Cependant, les termes mêmes de la mission confiée au Haut-commissaire au Plan, s'inscrivent bien dans un objectif d'orientation prospective des politiques publiques, analogue à celui poursuivi par le Commissariat général au Plan.

Selon la lettre de mission, le Haut-commissaire est ainsi chargé d'« éclairer les choix collectifs que la Nation aura à prendre pour maintenir ou reconstruire sa souveraineté et une autonomie européenne face à l'impact des évolutions démographiques, à la grande transition écologique et aux bouleversements du numérique et de la recomposition des chaînes de valeur mondiales ».


* 1 LOI n° 2020-290 du 23 mars 2020 d'urgence pour faire face à l'épidémie de covid-19.

* 2 Confinement mis en oeuvre dans un premier temps, par décret, au regard des circonstances exceptionnelles et de l'urgence : décret n° 2020-260 du 16 mars 2020 portant réglementation des déplacements dans le cadre de la lutte contre la propagation du virus covid-19.

* 3 Voir, pour une analyse détaillée, le rapport d'information n° 199 (2020-2021) de Mme Catherine DEROCHE, M. Bernard JOMIER et Mme Sylvie VERMEILLET, au nom de la commission d'enquête du Sénat pour l'évaluation des politiques publiques face aux grandes pandémies à la lumière de la crise sanitaire de la covid-19 et de sa gestion, décembre 2020.

* 4 Voir pour une première alerte, antérieure à la crise sanitaire, le rapport d'information n° 737 (2017 2018) de M. Jean-Pierre DECOOL au nom de la mission d'information sur la pénurie de médicaments et de vaccins, septembre 2018 ; voir également le rapport d'information n° 625 (2014-2015) de M. Francis DELATTRE, au nom de la commission des finances du Sénat sur l'Établissement de préparation et de réponse aux urgences sanitaires (EPRUS), juillet 2015, qui notait déjà une forte diminution depuis 2010 des stocks nationaux de produits de santé nécessaires pour répondre aux situations sanitaires exceptionnelles (dits « stocks stratégiques ») et qui recommandait, tout en poursuivant le développement de la réservation de capacités de production et d'acquisition de produits de santé auprès de laboratoires, de maintenir des stocks physiques pour les produits stables.

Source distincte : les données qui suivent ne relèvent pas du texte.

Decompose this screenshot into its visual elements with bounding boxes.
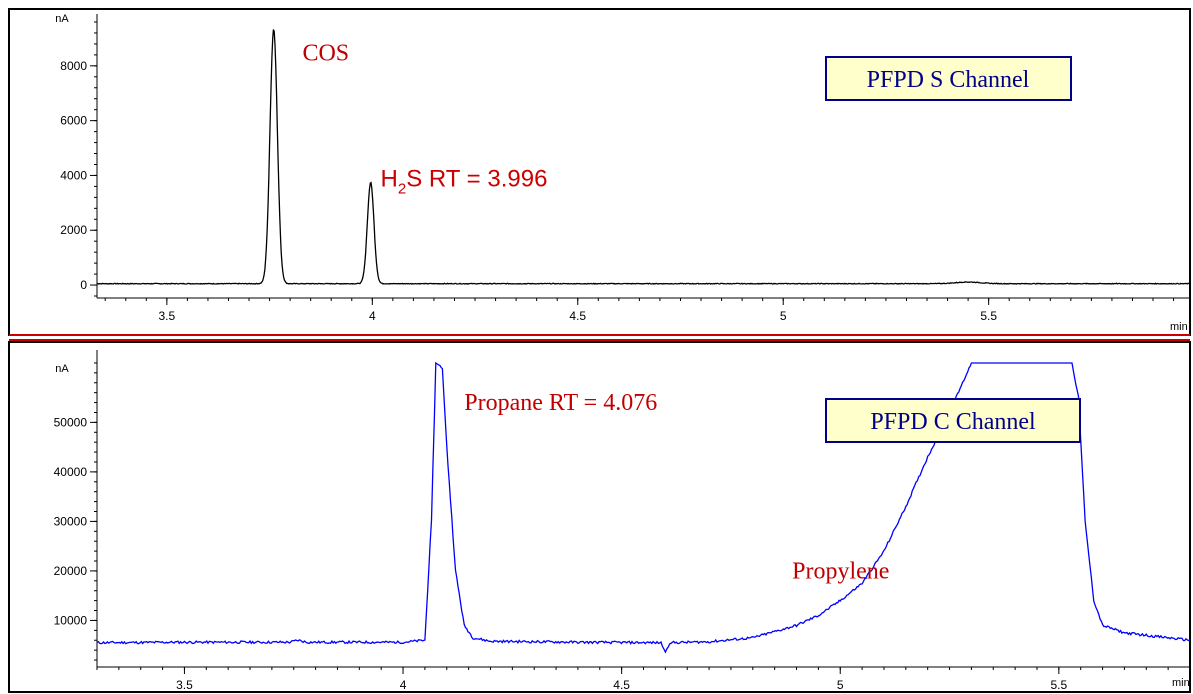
c-channel-box-text: PFPD C Channel: [870, 409, 1036, 435]
s-channel-y-tick-label: 2000: [60, 223, 87, 237]
h2s-label-subscript: 2: [398, 180, 406, 197]
c-channel-frame: [8, 341, 1191, 693]
c-channel-y-tick-label: 40000: [54, 465, 88, 479]
c-channel-box-rect: [825, 398, 1081, 443]
c-channel-x-tick-label: 5.5: [1050, 678, 1067, 692]
h2s-label-rest: S RT = 3.996: [406, 165, 547, 192]
c-channel-x-tick-label: 4: [400, 678, 407, 692]
s-channel-x-tick-label: 3.5: [159, 309, 176, 323]
c-channel-x-tick-label: 3.5: [176, 678, 193, 692]
cos-peak-label: COS: [302, 40, 349, 66]
s-channel-y-tick-label: 8000: [60, 59, 87, 73]
panel-divider: [9, 334, 1190, 341]
c-channel-y-tick-label: 20000: [54, 564, 88, 578]
c-channel-axes: 3.5 4 4.5 5 5.5 10000 20000 30000 40000 50000: [54, 350, 1191, 692]
s-channel-trace: [96, 29, 1191, 285]
s-channel-y-tick-label: 6000: [60, 114, 87, 128]
c-channel-y-unit: nA: [55, 363, 69, 375]
s-channel-box-text: PFPD S Channel: [867, 67, 1030, 93]
s-channel-x-tick-label: 4.5: [569, 309, 586, 323]
h2s-label-h: H: [381, 165, 398, 192]
s-channel-x-tick-label: 4: [369, 309, 376, 323]
s-channel-y-tick-label: 4000: [60, 168, 87, 182]
s-channel-x-unit: min: [1170, 321, 1188, 333]
s-channel-axes: 3.5 4 4.5 5 5.5 0 2000 4000 6000 8000: [60, 14, 1190, 323]
propylene-peak-label: Propylene: [792, 558, 889, 584]
c-channel-x-tick-label: 4.5: [613, 678, 630, 692]
c-channel-x-unit: min: [1172, 677, 1190, 689]
s-channel-y-tick-label: 0: [80, 278, 87, 292]
s-channel-label-box: PFPD S Channel: [825, 56, 1072, 101]
s-channel-x-tick-label: 5.5: [980, 309, 997, 323]
propane-peak-label: Propane RT = 4.076: [464, 390, 657, 416]
c-channel-trace: [96, 361, 1191, 654]
s-channel-box-rect: [825, 56, 1072, 101]
c-channel-x-tick-label: 5: [837, 678, 844, 692]
c-channel-y-tick-label: 50000: [54, 415, 88, 429]
c-channel-y-tick-label: 30000: [54, 514, 88, 528]
s-channel-x-tick-label: 5: [780, 309, 787, 323]
c-channel-label-box: PFPD C Channel: [825, 398, 1081, 443]
s-channel-y-unit: nA: [55, 13, 69, 25]
h2s-peak-label: H2S RT = 3.996: [381, 165, 548, 197]
c-channel-y-tick-label: 10000: [54, 613, 88, 627]
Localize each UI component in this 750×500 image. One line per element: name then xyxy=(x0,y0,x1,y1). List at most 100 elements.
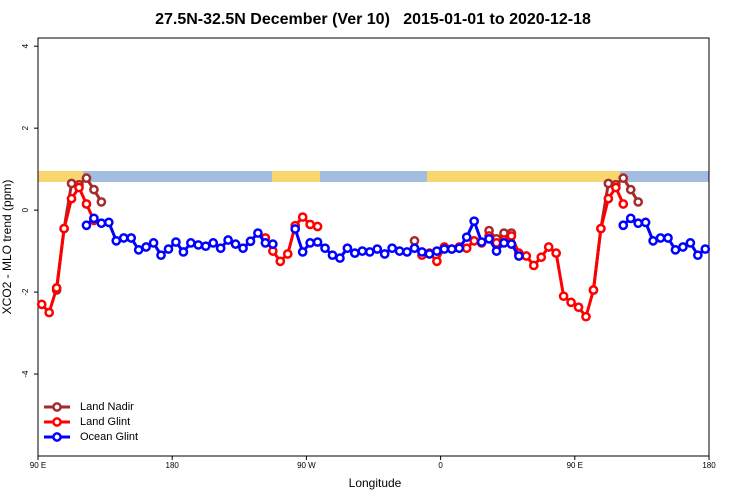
ocean-strip xyxy=(38,171,709,182)
data-point xyxy=(618,173,629,184)
data-point xyxy=(51,283,62,293)
data-point xyxy=(685,238,696,248)
data-point xyxy=(178,247,189,257)
land-ocean-strip xyxy=(38,171,709,182)
data-point xyxy=(59,223,69,234)
data-point xyxy=(372,244,383,254)
data-point xyxy=(118,233,129,243)
data-point xyxy=(290,224,301,234)
data-point xyxy=(66,178,77,189)
y-tick-label: -2 xyxy=(21,288,30,296)
data-point xyxy=(424,249,435,259)
data-point xyxy=(185,238,196,248)
data-point xyxy=(670,245,681,255)
data-point xyxy=(596,223,606,234)
data-point xyxy=(81,220,92,231)
x-tick-label: 180 xyxy=(166,461,180,470)
data-point xyxy=(432,256,442,267)
data-point xyxy=(640,217,651,228)
data-point xyxy=(625,213,636,224)
data-point xyxy=(402,247,412,257)
data-point xyxy=(432,246,442,256)
data-point xyxy=(297,212,308,222)
data-point xyxy=(350,248,360,258)
data-point xyxy=(618,199,629,209)
data-point xyxy=(297,247,308,257)
data-point xyxy=(103,217,114,228)
data-point xyxy=(44,307,55,318)
data-point xyxy=(81,199,92,209)
data-point xyxy=(66,193,77,204)
y-tick-label: 2 xyxy=(21,125,30,130)
data-point xyxy=(678,242,688,252)
land-strip xyxy=(272,171,320,182)
chart-title: 27.5N-32.5N December (Ver 10) 2015-01-01… xyxy=(155,11,591,28)
data-point xyxy=(446,244,457,254)
data-point xyxy=(379,249,390,259)
legend-marker xyxy=(52,417,62,427)
data-point xyxy=(230,239,241,249)
data-point xyxy=(387,243,397,254)
series xyxy=(81,213,711,263)
data-point xyxy=(409,243,420,254)
data-point xyxy=(253,228,263,238)
legend: Land Nadir Land Glint Ocean Glint xyxy=(44,401,138,443)
data-point xyxy=(528,260,539,271)
data-point xyxy=(506,239,517,249)
data-point xyxy=(439,244,450,254)
x-axis-label: Longitude xyxy=(349,476,402,490)
data-point xyxy=(208,238,219,248)
data-point xyxy=(610,182,621,193)
series-line xyxy=(55,175,640,291)
data-point xyxy=(454,243,465,254)
data-point xyxy=(96,218,107,229)
legend-label: Land Nadir xyxy=(80,401,134,413)
legend-label: Ocean Glint xyxy=(80,431,138,443)
data-point xyxy=(692,250,703,261)
data-point xyxy=(36,299,47,310)
data-point xyxy=(625,184,636,195)
data-point xyxy=(558,291,569,302)
data-point xyxy=(74,182,84,193)
data-point xyxy=(282,249,293,259)
data-point xyxy=(215,243,226,254)
data-point xyxy=(491,246,502,256)
data-point xyxy=(409,236,420,246)
data-point xyxy=(156,250,166,261)
data-point xyxy=(618,220,629,231)
series xyxy=(51,173,644,295)
data-point xyxy=(536,252,547,263)
data-point xyxy=(223,235,233,245)
data-point xyxy=(603,178,614,189)
data-point xyxy=(342,243,353,254)
data-point xyxy=(89,213,99,224)
data-point xyxy=(663,233,673,243)
data-point xyxy=(171,237,181,247)
data-point xyxy=(133,245,144,255)
data-point xyxy=(543,242,554,252)
data-point xyxy=(603,193,614,204)
data-point xyxy=(305,238,315,248)
data-point xyxy=(96,197,107,207)
data-point xyxy=(655,233,666,243)
data-point xyxy=(521,251,532,261)
data-point xyxy=(566,297,576,308)
legend-marker xyxy=(52,432,62,442)
x-tick-label: 180 xyxy=(702,461,716,470)
data-point xyxy=(581,311,591,322)
data-point xyxy=(320,243,330,254)
data-point xyxy=(275,256,286,267)
data-point xyxy=(357,246,368,256)
data-point xyxy=(305,219,315,230)
data-point xyxy=(469,236,479,246)
land-strip xyxy=(38,171,83,182)
data-point xyxy=(200,241,211,252)
data-point xyxy=(193,240,204,250)
data-point xyxy=(141,242,151,252)
legend-marker xyxy=(52,402,62,412)
data-point xyxy=(364,247,375,257)
data-point xyxy=(633,218,644,229)
data-point xyxy=(111,236,122,246)
land-strip xyxy=(427,171,620,182)
data-point xyxy=(238,243,248,254)
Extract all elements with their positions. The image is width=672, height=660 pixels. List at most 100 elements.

* 5 Pour reprendre les termes du rapport de la commission d'enquête du Sénat précitée, « la pénurie de masques restera le triste symbole de l'état d'impréparation du pays et du manque d'anticipation des autorités sanitaires face à la crise ».

* 6 Le Monde, 28 septembre 2021.

* 7 Bruno Lasserre, « Les états d'urgence : pour quoi faire ? », conférence inaugurale du cycle de conférences de l'étude annuelle pour 2021 du Conseil d'État sur les états d'urgence, octobre 2020.

* 8 Emmanuel Macron, Adresse aux Français, 13 avril 2020.

* 9 Décret n° 2020-1101 du 1er septembre 2020 instituant un haut-commissaire au plan.

* 10 Décret du 3 septembre 2020 portant nomination du Haut-commissaire au Plan.

* 11 Lettre de mission du haut-commissaire au plan, 21 septembre 2020.

* 12 Voir, pour une synthèse historique sur le Commissariat général au Plan, la note de France Stratégie, « La planification : idée d'hier ou piste pour demain ? », point de vue, juin 2020.

* 13 Rapport au Premier ministre du député Jean de Gaulle, « L'avenir du Plan et la place de la planification dans la société française » (1994), qui observe qu'à partir des années 1960, la planification « fixe des objectifs dont la satisfaction ne dépend plus uniquement de l'État » et que « d'un plan à l'autre, la fiabilité des prévisions est inégale et va se dégradant ».

* 14 Sandra MOATTI, Xavier TIMBEAU, « Réinventer le plan », L'Économie politique 2021/1 (N° 89), janvier 2021 ; voir également, dans la même revue, pour une étude historique, Michel MARGAIRAZ, « Le Commissariat général du Plan : une méthode en contexte ».